Les Locataires-fantômes E.23/30

  

Saucisse Donut

La suite de la semaine s’écoula tranquillement jusqu’au vendredi soir, veille de Noël, où l’agence fermait ses portes jusqu’au 3 janvier. D’ailleurs, Matthieu et ses collègues ne découvriraient leur nouveau salaire et leurs primes qu’à cette date, si la poste livrait le courrier. Le suspens était maintenu jusqu’au bout. C’était le seul moment de l’année où Matthieu scrutait attentivement l’arrivée du facteur et de sa fiche de paie. Sans parler de son compte en banque qu’il consultait tous les jours, mais c’était encore trop tôt pour voir un mouvement confirmant le versement de son salaire.

Généralement, tout le monde partait quelques jours en famille se ressourcer. Karim arborerait un splendide bronzage cuivré qu’il aurait chèrement acquis dans une contrée lointaine au nom évocateur de plaisirs oniriques, et qu’il promènerait comme un trophée lors de son retour.
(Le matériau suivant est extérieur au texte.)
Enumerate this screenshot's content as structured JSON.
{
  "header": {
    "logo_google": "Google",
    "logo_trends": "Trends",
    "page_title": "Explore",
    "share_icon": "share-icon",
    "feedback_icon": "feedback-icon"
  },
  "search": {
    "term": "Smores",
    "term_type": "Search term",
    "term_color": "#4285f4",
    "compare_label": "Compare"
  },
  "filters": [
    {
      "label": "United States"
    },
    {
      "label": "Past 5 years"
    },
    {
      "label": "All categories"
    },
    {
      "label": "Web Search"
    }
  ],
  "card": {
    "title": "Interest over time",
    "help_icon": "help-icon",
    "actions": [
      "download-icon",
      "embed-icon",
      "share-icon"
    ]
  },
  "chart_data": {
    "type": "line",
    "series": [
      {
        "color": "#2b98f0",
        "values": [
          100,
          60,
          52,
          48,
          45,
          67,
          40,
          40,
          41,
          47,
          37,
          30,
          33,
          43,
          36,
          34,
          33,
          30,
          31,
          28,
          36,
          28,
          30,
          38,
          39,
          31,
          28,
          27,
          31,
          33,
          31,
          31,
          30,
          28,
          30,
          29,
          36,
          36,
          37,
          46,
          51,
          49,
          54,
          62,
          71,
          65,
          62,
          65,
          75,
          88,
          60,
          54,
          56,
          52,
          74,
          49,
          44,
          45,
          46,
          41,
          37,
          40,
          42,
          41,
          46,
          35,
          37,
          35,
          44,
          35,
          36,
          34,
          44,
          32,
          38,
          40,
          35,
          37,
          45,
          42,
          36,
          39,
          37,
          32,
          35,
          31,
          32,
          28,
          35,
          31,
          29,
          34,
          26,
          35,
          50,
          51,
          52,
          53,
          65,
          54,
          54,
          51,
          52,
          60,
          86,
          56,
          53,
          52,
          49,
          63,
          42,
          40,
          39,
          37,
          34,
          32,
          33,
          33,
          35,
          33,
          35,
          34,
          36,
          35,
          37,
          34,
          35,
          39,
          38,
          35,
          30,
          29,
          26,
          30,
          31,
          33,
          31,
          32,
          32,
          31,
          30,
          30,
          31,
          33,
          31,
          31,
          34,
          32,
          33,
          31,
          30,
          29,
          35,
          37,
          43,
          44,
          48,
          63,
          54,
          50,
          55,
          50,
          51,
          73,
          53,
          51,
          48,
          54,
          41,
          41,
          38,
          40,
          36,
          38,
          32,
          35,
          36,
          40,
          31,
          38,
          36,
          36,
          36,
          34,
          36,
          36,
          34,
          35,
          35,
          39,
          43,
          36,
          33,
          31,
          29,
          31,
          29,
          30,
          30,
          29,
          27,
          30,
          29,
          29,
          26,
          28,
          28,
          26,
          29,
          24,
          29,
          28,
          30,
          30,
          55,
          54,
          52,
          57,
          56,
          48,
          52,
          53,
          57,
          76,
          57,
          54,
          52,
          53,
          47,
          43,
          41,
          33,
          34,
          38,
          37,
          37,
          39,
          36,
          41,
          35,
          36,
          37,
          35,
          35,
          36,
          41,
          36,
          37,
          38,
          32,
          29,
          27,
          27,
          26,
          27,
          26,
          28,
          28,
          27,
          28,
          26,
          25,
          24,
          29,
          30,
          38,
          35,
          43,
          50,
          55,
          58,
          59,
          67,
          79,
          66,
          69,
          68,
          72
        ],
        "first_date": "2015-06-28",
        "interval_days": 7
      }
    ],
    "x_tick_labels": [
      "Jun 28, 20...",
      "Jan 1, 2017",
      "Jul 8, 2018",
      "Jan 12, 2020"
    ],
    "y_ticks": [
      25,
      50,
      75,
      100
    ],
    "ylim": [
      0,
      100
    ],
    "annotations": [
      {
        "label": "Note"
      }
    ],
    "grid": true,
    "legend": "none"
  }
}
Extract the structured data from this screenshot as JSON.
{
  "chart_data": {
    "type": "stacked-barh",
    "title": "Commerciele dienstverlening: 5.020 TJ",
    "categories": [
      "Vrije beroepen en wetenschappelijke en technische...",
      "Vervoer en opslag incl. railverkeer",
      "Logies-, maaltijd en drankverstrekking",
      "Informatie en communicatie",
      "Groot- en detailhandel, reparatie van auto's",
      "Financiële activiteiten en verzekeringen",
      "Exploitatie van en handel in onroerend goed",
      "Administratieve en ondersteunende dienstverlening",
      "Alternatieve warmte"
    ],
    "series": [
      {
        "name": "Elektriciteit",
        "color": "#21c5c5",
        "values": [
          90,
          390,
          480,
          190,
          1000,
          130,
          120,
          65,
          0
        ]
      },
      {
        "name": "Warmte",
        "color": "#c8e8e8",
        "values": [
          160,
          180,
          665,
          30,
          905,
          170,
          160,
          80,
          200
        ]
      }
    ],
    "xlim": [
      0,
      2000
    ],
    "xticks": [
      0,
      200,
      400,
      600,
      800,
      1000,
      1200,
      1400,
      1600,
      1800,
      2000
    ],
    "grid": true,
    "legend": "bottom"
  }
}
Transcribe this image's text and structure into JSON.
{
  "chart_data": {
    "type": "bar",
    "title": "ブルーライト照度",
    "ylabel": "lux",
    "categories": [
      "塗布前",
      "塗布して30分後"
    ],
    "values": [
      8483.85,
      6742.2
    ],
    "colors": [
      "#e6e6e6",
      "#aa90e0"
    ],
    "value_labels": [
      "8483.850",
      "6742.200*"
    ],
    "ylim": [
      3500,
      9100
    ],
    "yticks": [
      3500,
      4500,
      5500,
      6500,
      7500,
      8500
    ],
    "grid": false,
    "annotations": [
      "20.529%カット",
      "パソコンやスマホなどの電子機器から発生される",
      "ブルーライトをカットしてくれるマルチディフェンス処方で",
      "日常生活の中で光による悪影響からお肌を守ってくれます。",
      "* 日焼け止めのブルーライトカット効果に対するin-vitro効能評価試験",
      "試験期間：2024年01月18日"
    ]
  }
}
Matthieu, lui, remontait tout simplement en région parisienne faire le tour des parents, amis, et retrouvait la foule dans les magasins, les métros et ses odeurs de crasse froide, et autres villages de Noël surpeuplés. Durant ces quelques jours de détente, avec Sabine, il s’efforçait de ne plus penser au boulot, il passa son temps à vanter les charmes de Montpellier, sa douceur de vivre, ses atouts incomparables. Il ne regrettait toujours pas d’avoir quitté Paris et si ses obligations familiales ne le retenaient pas, il serait retourné sur le champ retrouver son soleil du Sud qui lui manquait tant quand il en était privé.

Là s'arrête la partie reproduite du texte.